I don't get why anyone would buy the comercial range target, when you can just stack 4 of the range cubes. Range target 48x48x20 $614.99,stacked range cube 48x48x24 $419.96


----------



## pragmatic_lee (Jan 19, 2008)

BOWGOD said:


> I don't get why anyone would buy the comercial range target, when you can just stack 4 of the range cubes. Range target 48x48x20 $614.99,stacked range cube 48x48x24 $419.96


Because "they" are not spending their own money and do not have to account to anyone how/why they spend what they spend.


----------



## S4 300-60 (Mar 18, 2003)

BOWGOD said:


> I don't get why anyone would buy the comercial range target, when you can just stack 4 of the range cubes. Range target 48x48x20 $614.99,stacked range cube 48x48x24 $419.96


You are talking about 100+ targets......if you go the way of a 4 stack, now you are up to 400+ targets...let alone how to get them all up and stable on a stand.....I guess ease of use and setup are a big factor in their favor....


----------



## Brown Hornet (Aug 8, 2002)

My question would be why are they using those crap targets in the first place? :noidea:


----------



## JPE (Feb 1, 2004)

Brown Hornet said:


> My question would be why are they using those crap targets in the first place? :noidea:


What would you use instead?


----------



## rock monkey (Dec 28, 2002)

as many as the NFAA uses, they may get a good discount. 140+ bales can get REALLY expensive at single unit pricing.
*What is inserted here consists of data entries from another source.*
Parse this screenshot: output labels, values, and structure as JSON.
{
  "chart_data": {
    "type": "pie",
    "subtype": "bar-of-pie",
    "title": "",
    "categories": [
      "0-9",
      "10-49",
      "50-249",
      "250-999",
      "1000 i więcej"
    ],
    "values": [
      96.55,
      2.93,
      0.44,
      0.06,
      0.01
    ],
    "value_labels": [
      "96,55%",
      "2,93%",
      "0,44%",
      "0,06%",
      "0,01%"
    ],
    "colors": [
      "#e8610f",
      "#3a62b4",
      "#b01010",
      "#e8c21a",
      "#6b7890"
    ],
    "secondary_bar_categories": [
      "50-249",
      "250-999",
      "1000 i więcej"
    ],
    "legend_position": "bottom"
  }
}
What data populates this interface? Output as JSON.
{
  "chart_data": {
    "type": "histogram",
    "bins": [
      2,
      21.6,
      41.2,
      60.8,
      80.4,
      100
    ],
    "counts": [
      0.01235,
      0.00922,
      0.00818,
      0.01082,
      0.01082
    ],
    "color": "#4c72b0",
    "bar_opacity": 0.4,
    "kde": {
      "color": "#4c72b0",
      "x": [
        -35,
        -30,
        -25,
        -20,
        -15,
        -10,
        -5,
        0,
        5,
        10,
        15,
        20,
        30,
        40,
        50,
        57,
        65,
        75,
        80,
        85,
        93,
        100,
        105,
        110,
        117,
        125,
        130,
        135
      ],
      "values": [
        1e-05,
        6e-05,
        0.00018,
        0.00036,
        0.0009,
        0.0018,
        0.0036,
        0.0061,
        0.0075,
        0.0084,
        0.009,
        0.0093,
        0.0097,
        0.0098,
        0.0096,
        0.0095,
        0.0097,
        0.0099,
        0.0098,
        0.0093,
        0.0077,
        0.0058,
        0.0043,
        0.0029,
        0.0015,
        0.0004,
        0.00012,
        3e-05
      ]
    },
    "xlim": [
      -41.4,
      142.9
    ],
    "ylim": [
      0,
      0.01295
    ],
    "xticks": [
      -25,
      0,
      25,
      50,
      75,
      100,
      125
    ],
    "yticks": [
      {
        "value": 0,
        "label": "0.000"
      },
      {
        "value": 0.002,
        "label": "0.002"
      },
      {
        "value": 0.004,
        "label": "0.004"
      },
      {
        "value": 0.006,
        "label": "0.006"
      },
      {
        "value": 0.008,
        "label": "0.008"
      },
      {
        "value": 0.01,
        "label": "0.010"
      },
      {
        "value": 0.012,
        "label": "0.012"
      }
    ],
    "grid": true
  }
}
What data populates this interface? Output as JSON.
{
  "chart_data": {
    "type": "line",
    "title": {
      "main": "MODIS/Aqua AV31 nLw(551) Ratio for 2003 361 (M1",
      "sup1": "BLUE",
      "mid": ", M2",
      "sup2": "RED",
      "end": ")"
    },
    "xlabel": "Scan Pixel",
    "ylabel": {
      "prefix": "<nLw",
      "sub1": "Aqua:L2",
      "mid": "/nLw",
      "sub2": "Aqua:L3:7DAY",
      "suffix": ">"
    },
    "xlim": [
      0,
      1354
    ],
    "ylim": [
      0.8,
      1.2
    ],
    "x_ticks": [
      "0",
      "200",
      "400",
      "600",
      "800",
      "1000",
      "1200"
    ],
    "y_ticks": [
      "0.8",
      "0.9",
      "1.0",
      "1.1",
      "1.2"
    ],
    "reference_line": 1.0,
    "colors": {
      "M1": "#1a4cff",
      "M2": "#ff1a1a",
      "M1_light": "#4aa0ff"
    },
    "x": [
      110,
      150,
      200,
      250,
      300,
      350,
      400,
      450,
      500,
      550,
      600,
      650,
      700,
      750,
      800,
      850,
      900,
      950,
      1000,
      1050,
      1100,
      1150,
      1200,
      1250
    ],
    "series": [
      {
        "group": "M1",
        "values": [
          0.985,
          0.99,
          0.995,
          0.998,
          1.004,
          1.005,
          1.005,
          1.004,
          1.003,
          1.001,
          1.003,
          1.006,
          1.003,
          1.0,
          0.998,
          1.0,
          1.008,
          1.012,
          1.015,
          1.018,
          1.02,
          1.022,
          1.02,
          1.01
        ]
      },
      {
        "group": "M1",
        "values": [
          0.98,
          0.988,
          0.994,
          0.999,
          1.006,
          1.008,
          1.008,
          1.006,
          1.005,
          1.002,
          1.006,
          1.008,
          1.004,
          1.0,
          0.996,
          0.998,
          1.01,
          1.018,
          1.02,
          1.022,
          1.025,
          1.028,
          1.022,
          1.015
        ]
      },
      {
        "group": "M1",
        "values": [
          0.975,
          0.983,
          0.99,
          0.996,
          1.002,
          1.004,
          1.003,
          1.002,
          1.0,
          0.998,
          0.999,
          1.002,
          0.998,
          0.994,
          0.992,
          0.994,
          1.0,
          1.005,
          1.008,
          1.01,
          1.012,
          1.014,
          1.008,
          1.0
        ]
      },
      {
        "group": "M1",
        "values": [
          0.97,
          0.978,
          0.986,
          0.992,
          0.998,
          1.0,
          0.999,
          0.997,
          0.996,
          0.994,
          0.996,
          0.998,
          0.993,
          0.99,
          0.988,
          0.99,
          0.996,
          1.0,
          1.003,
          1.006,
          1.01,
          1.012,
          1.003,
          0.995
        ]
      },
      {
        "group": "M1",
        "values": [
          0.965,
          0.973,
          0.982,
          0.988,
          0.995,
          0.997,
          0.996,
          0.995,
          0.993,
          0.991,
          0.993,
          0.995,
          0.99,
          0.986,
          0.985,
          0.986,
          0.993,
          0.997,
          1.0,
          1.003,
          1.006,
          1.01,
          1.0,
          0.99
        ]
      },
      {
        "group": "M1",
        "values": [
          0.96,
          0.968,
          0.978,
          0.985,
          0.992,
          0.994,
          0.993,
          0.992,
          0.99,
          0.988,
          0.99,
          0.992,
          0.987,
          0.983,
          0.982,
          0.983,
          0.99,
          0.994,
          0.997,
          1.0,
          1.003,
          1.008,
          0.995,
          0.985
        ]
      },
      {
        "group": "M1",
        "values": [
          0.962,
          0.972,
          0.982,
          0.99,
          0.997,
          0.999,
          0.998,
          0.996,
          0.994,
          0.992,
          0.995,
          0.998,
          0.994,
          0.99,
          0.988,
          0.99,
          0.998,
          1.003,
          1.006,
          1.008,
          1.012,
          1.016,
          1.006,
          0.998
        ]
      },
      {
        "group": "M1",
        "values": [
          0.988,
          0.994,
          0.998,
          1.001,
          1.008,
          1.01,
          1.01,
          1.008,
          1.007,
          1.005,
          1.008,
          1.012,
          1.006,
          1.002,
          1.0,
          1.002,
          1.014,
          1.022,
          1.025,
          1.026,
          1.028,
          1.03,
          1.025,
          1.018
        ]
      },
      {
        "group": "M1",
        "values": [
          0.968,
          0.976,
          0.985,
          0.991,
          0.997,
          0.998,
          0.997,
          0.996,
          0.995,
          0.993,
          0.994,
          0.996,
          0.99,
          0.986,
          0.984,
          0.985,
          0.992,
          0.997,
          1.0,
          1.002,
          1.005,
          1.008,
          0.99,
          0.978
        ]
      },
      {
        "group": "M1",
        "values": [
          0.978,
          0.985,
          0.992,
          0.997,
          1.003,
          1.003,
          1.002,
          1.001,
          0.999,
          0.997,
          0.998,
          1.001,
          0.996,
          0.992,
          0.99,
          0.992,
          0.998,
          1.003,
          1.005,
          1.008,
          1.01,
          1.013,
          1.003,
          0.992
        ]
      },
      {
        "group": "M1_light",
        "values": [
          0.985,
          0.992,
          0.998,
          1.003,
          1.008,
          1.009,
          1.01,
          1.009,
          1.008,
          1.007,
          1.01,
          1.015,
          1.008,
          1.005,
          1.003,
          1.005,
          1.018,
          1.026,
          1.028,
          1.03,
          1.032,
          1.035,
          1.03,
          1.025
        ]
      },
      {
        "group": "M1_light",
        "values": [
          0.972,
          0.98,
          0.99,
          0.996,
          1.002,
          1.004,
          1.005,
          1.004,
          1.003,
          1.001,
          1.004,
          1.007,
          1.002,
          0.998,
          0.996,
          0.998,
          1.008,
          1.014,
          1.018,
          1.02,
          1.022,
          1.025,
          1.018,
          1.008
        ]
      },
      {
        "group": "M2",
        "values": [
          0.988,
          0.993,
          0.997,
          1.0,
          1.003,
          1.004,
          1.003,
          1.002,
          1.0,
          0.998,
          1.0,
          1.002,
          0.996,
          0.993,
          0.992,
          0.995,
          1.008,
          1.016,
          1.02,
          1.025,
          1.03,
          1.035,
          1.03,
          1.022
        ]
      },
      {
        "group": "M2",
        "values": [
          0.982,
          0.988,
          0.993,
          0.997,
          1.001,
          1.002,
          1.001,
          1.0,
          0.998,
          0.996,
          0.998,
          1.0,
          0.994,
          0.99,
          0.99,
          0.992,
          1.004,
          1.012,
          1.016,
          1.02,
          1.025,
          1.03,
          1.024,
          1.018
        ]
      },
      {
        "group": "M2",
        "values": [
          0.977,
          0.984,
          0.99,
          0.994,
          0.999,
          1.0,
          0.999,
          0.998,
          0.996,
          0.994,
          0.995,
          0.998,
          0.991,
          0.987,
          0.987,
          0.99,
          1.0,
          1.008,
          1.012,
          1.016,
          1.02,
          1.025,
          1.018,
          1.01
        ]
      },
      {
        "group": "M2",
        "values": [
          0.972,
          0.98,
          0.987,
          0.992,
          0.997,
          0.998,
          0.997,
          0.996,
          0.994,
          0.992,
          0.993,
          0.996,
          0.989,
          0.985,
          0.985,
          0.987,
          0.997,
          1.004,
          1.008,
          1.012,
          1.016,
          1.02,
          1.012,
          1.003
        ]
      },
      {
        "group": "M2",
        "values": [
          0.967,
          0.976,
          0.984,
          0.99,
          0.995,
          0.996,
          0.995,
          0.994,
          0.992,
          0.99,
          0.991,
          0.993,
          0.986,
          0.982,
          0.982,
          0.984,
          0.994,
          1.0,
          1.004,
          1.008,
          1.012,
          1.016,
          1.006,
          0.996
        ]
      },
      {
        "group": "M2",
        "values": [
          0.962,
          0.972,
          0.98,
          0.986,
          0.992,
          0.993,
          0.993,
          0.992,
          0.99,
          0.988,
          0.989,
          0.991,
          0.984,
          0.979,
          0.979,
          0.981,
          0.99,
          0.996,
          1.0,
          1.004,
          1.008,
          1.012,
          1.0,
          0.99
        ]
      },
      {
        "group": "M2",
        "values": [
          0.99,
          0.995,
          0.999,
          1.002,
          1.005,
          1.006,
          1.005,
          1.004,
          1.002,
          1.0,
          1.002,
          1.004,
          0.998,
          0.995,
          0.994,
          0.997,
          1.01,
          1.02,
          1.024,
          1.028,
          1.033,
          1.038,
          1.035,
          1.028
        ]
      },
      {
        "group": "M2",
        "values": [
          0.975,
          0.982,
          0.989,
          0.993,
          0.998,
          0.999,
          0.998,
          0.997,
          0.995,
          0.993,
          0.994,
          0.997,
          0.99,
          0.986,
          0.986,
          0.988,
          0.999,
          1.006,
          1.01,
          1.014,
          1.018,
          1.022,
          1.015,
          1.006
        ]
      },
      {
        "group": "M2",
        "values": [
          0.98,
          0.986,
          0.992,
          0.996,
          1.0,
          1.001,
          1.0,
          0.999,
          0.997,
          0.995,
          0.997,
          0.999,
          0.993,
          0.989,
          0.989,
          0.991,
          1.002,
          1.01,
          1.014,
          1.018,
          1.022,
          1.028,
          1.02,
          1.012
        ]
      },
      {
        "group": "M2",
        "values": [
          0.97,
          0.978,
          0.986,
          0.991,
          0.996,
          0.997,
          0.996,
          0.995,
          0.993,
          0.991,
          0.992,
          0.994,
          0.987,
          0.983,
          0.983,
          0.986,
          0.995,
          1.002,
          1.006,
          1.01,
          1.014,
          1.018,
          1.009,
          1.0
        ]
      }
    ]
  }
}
as fat as what they do with them afterwards?....not sure, but i can speculate. offer them to the states for their use, sell them outright to members after the final indoor event, or junk em/return them.


----------



## FS560 (May 22, 2002)

After Vegas, the target butts and frames will be loaded back on the over the road closed trailers and either spotted in Yankton or somewhere closer to the indoor national site.

NFAA owns the trailers but no tractors. The butts are stored in the trailers all year when not being used.


----------



## McCann (Feb 27, 2005)

thanks to one and all for your input.

I asked because my club is going to replace all of our indoor buttts and some of our outdoor butts. as with any group there is quite a bit of discussion going around about do we buy the targets? do we make them? do we make frames and then utilize a premanufactured butt with filler material from our old targets.....etc. the discussion has been going on for a few months and now that the budget has been approved we are still looking at what to do.

what are some of your thoughts on some of the manufactured targets that are on the market? we have discussed Spider Web, Bull Dog, Delta's Bagdad Revolution and a few others, the morrell blob being one of them. Who here has shot some of these targets and are they trully worth the $600-$700 we would have to spend on EACH butt?


thanks
Marc


----------